To my sister and my bestfriend…

This time (Thursday) last week…I was unusually missing my sis (I only told a friend of mine here about this). I asked myself why that night. Then I think it’s partly because I was simply being mellow. Some parts were because I’d just submitted the Strategic Management assignment -if it wasn’t because of her and my friend who had accompanied me while I was working on that bloody assignment in the last minutes, I must have panicked even more. And another part, it’s because I, again, realised that I had been away from her for years. Until now, much of the talk has been through phonecalls or emails or sms.

She started working in Jakarta when I was still in high school and uni. Then when I finished my undergrad, I thought we’d be working in Jakarta together. So it should be fun. It WAS fun during my first months in Jakarta as she was still there and we went out almost every day. Yet later I found myself alone there as my sis went to Melb for her masters. So I thought we’re gonna be together again in 2 years, that would be when she finished studying and came back for good. Yet the future has unfolded another story. I was scheduled to be here in less than a month after she touched down Indo.

That was then…

Today…I am terribly sorry for her, and also for Widya and Pai. The kost where they stay was destroyed by fire last night. Nothing left. I’ve been asking God why since last night. Call me selfish, call me cold-hearted as I’m not able to cry for the suffering of others when I don’t know the persons. I know there are people out there who suffer even more, but I don’t know them personally. My feeling for those people only as far as a sympathy. Nothing more. But whom I’m talking about here are my one and only sis and my bestfriend (whom, to you, are people you don’t know personally either). Suddenly the whole thoughts about suffering become totally different. It becomes unfair when the bad things happen to my dearest ones. They are people I know close enough that bad things should not happen to them. I’ve been asking God for forgiveness as I am more into asking Him why He has allowed this to touch their lives, than thanking Him for He has not let the fire to touch their bodies. I know He must have a reason for this. I do believe in that. But I cannot imagine them having to loose most of their valuable belongings in minutes or hours. I would be devastated if I were them -suddenly I didn’t have clothes to change, softlenses to keep my vision clear, things I intended to keep as souvenirs, etc. etc. There are things you can buy as long as you have some money in your pocket, but there are also many things you cannot and they’re gone when they are. This is just beyond my understanding.

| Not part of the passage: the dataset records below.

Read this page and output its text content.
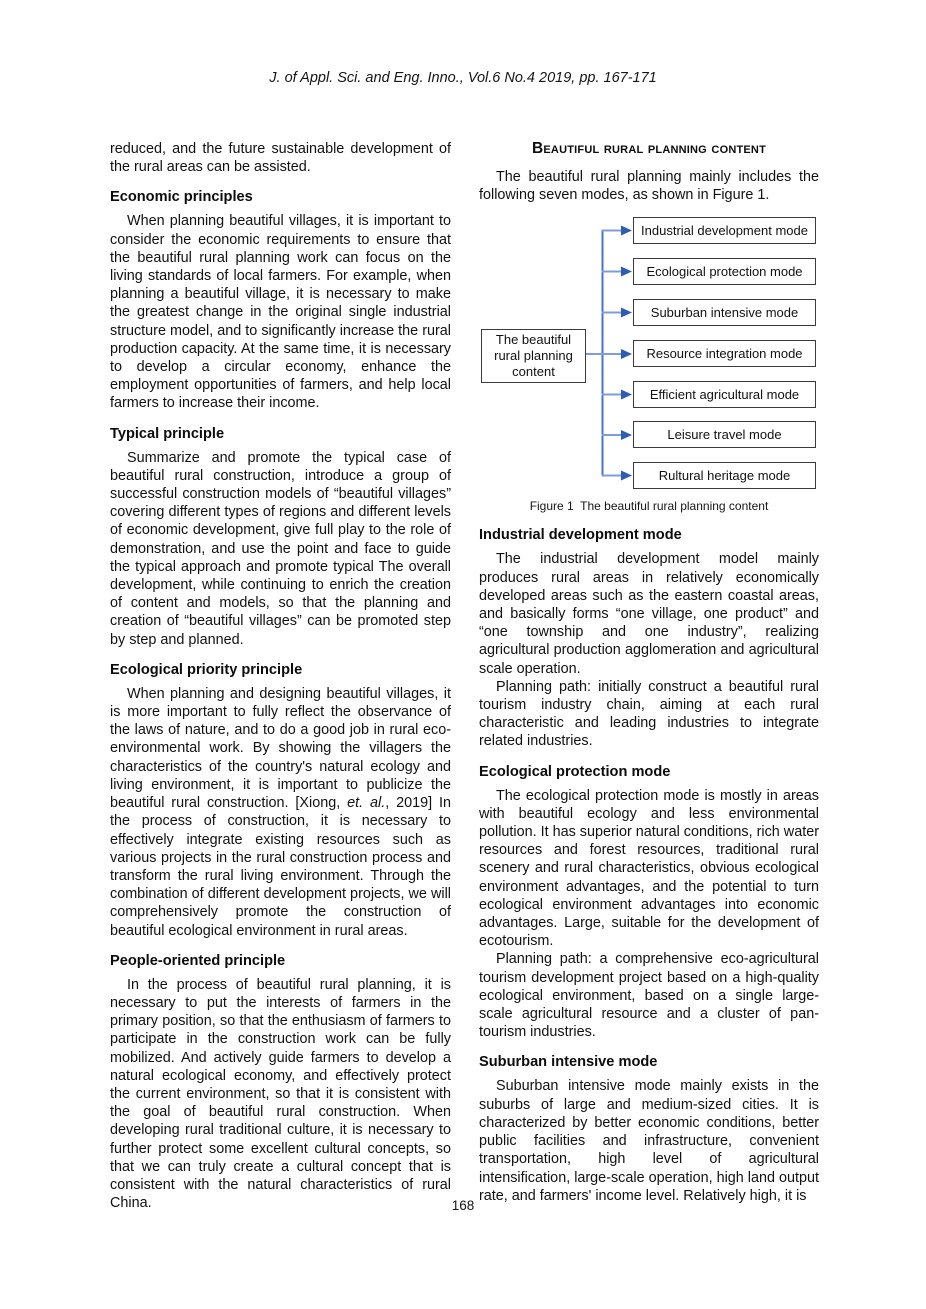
J. of Appl. Sci. and Eng. Inno., Vol.6 No.4 2019, pp. 167-171

reduced, and the future sustainable development of the rural areas can be assisted.

Economic principles

When planning beautiful villages, it is important to consider the economic requirements to ensure that the beautiful rural planning work can focus on the living standards of local farmers. For example, when planning a beautiful village, it is necessary to make the greatest change in the original single industrial structure model, and to significantly increase the rural production capacity. At the same time, it is necessary to develop a circular economy, enhance the employment opportunities of farmers, and help local farmers to increase their income.

Typical principle

Summarize and promote the typical case of beautiful rural construction, introduce a group of successful construction models of “beautiful villages” covering different types of regions and different levels of economic development, give full play to the role of demonstration, and use the point and face to guide the typical approach and promote typical The overall development, while continuing to enrich the creation of content and models, so that the planning and creation of “beautiful villages” can be promoted step by step and planned.

Ecological priority principle

When planning and designing beautiful villages, it is more important to fully reflect the observance of the laws of nature, and to do a good job in rural eco-environmental work. By showing the villagers the characteristics of the country's natural ecology and living environment, it is important to publicize the beautiful rural construction. [Xiong, et. al., 2019] In the process of construction, it is necessary to effectively integrate existing resources such as various projects in the rural construction process and transform the rural living environment. Through the combination of different development projects, we will comprehensively promote the construction of beautiful ecological environment in rural areas.

People-oriented principle

In the process of beautiful rural planning, it is necessary to put the interests of farmers in the primary position, so that the enthusiasm of farmers to participate in the construction work can be fully mobilized. And actively guide farmers to develop a natural ecological economy, and effectively protect the current environment, so that it is consistent with the goal of beautiful rural construction. When developing rural traditional culture, it is necessary to further protect some excellent cultural concepts, so that we can truly create a cultural concept that is consistent with the natural characteristics of rural China.

Beautiful rural planning content

The beautiful rural planning mainly includes the following seven modes, as shown in Figure 1.

The beautiful rural planning content
Industrial development mode
Ecological protection mode
Suburban intensive mode
Resource integration mode
Efficient agricultural mode
Leisure travel mode
Rultural heritage mode
Figure 1  The beautiful rural planning content
Industrial development mode

The industrial development model mainly produces rural areas in relatively economically developed areas such as the eastern coastal areas, and basically forms “one village, one product” and “one township and one industry”, realizing agricultural production agglomeration and agricultural scale operation.

Planning path: initially construct a beautiful rural tourism industry chain, aiming at each rural characteristic and leading industries to integrate related industries.

Ecological protection mode

The ecological protection mode is mostly in areas with beautiful ecology and less environmental pollution. It has superior natural conditions, rich water resources and forest resources, traditional rural scenery and rural characteristics, obvious ecological environment advantages, and the potential to turn ecological environment advantages into economic advantages. Large, suitable for the development of ecotourism.

Planning path: a comprehensive eco-agricultural tourism development project based on a high-quality ecological environment, based on a single large-scale agricultural resource and a cluster of pan-tourism industries.

Suburban intensive mode

Suburban intensive mode mainly exists in the suburbs of large and medium-sized cities. It is characterized by better economic conditions, better public facilities and infrastructure, convenient transportation, high level of agricultural intensification, large-scale operation, high land output rate, and farmers' income level. Relatively high, it is

168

And this afternoon, my sis sent me an sms asking what my minus was. She said that she’s buying softlenses (because hers were gone) and got a free pack of colour softlenses, and she’s gonna give them to me. When I read her sms I instantly said to myself, "What on earth is she talking about? Last night she lost most of her belongings and now she’s talking about colour softlenses like she’s in a frenzy of a shopping spree? And now she’s talking about giving something to me as if she had never lost anything?" I know it’s a free package anyway, but still… This is just too much to understand.

One Response to “To my sister and my bestfriend…”

  1. Angelina Says:

    hi sis, i really miss u too. hope after you finish your study in Dec, we can spend more time together. things can be bought but time spent together is for eternity.
    when the fire burnt my room and all my stuff, material things suddenly felt very trivial. God allows us to have things but all can be taken away from you in a matter of seconds. Friendship and relationship with God and people are far more important.
    During those two days after, i felt that i am really blessed to have friends and family being there for me. and that i can still stand on my two feet to get through and start over.
    i guess one of the reasons God let this happen is for me to value life, to live each day to the fullest, to do the best i can in everything i do so that there will be no regrets. lately i felt like i have lost my objectives in life. no more drive and motivation. i spent each day just counting hours from the moment i wake up until i went to sleep. now, i promise myself to be a better person and not to postpone anything i can do today. i am thankful that i am given the opportunity to have a brand new start. God does not allow us to suffer more than we can bear. this is just a small lesson to learn.